There’s nothing that Silicon Valley likes better than a big problem to solve. But with California’s historic drought and mandatory water restrictions in place, can Silicon Valley tech alone rescue the Golden State from going dusty brown?
The BBC invited me to share another Letter from Silicon Valley about Tech in the Time of Drought. Smart water meters, drone surveillance and soil monitoring etc. can help save water, but Californians are also leveraging tech to shame their neighbors – and celebrities – into saving water. Not surprisingly, #droughtshaming is trending on Twitter. This week, actor Tom Selleck has been sued for stealing water from a public fire hydrant in LA.
The BBC’s Manuela Saragosa hosted the show. Here’s her introduction:
Saragosa: One of California’s biggest problems at the moment is drought. So can Silicon Valley’s technology sector rescue the state from going dusty brown? Alison van Diggelen is there, and sent this report:
BBC Letter From Silicon Valley by Alison van Diggelen: Tech in the Time of Drought
In January, Bill Gates famously took a sip of water that minutes before was raw human sewage. As the cameras clicked in Washington State, he drank and smiled like the Cheshire cat. Eeewwww, you’re probably saying, but let’s dive a little deeper into what this innovation means.
Gates’s smile speaks volumes about “tech in the time of extreme drought.” Not only did Gates give the ultimate endorsement for a waste treatment startup he’s backing, it demonstrates an important Silicon Valley mantra: for every problem we face, there’s a tech solution. The bigger the problem, the bigger the opportunity.

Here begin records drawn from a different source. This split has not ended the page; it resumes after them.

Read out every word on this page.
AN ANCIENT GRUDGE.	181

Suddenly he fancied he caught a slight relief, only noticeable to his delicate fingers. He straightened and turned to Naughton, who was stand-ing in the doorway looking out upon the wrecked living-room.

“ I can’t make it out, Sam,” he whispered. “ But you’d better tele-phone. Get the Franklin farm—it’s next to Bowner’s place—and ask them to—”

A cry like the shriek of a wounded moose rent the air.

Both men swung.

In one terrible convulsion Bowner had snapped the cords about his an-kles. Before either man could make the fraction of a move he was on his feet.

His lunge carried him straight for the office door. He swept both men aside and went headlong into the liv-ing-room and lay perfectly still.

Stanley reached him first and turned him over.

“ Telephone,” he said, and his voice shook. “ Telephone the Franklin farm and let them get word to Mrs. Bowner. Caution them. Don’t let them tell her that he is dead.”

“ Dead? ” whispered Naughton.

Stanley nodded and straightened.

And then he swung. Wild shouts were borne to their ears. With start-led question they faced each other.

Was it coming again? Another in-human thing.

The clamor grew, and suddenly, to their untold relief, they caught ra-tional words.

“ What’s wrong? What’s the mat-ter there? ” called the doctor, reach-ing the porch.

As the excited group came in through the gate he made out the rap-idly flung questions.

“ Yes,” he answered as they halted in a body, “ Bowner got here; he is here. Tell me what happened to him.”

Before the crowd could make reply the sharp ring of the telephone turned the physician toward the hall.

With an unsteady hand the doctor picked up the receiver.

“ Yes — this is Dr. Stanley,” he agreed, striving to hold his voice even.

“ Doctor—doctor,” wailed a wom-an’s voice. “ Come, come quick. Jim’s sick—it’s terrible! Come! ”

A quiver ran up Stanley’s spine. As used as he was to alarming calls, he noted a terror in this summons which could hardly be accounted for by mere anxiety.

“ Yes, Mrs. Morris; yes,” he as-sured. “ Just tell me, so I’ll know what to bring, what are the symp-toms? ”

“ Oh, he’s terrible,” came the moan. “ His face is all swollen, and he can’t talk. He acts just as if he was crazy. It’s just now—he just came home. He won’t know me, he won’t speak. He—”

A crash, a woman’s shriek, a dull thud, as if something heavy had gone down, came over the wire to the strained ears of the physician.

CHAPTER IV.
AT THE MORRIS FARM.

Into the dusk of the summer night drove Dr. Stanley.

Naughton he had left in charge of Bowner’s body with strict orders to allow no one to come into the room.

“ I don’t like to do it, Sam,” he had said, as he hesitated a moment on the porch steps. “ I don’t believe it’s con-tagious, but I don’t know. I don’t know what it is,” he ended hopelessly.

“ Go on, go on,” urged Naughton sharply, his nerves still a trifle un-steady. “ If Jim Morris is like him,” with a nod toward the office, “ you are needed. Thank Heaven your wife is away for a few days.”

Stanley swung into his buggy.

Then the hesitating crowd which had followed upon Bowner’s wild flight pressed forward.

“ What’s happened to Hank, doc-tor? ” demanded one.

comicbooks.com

And right now, California is in its 4th year of serious drought. Experts are calling our water crisis “the new norm.” And it’s part of a global problem. This year, for the first time, the World Economic Forum ranked water crises the number one danger in its Global Risk Report, above nuclear threats and global pandemics.
Silicon Valley startups are scrambling to find solutions: from Watersmart, a software management system that encourages water conservation; to mOasis, a soil additive that maximizes crop harvests with minimal water. Plans for massive desalination plants are also moving ahead.
Since farmers use 80% of California’s water, tech solutions that impact agriculture are especially valuable.
But tech solutions can’t do it alone.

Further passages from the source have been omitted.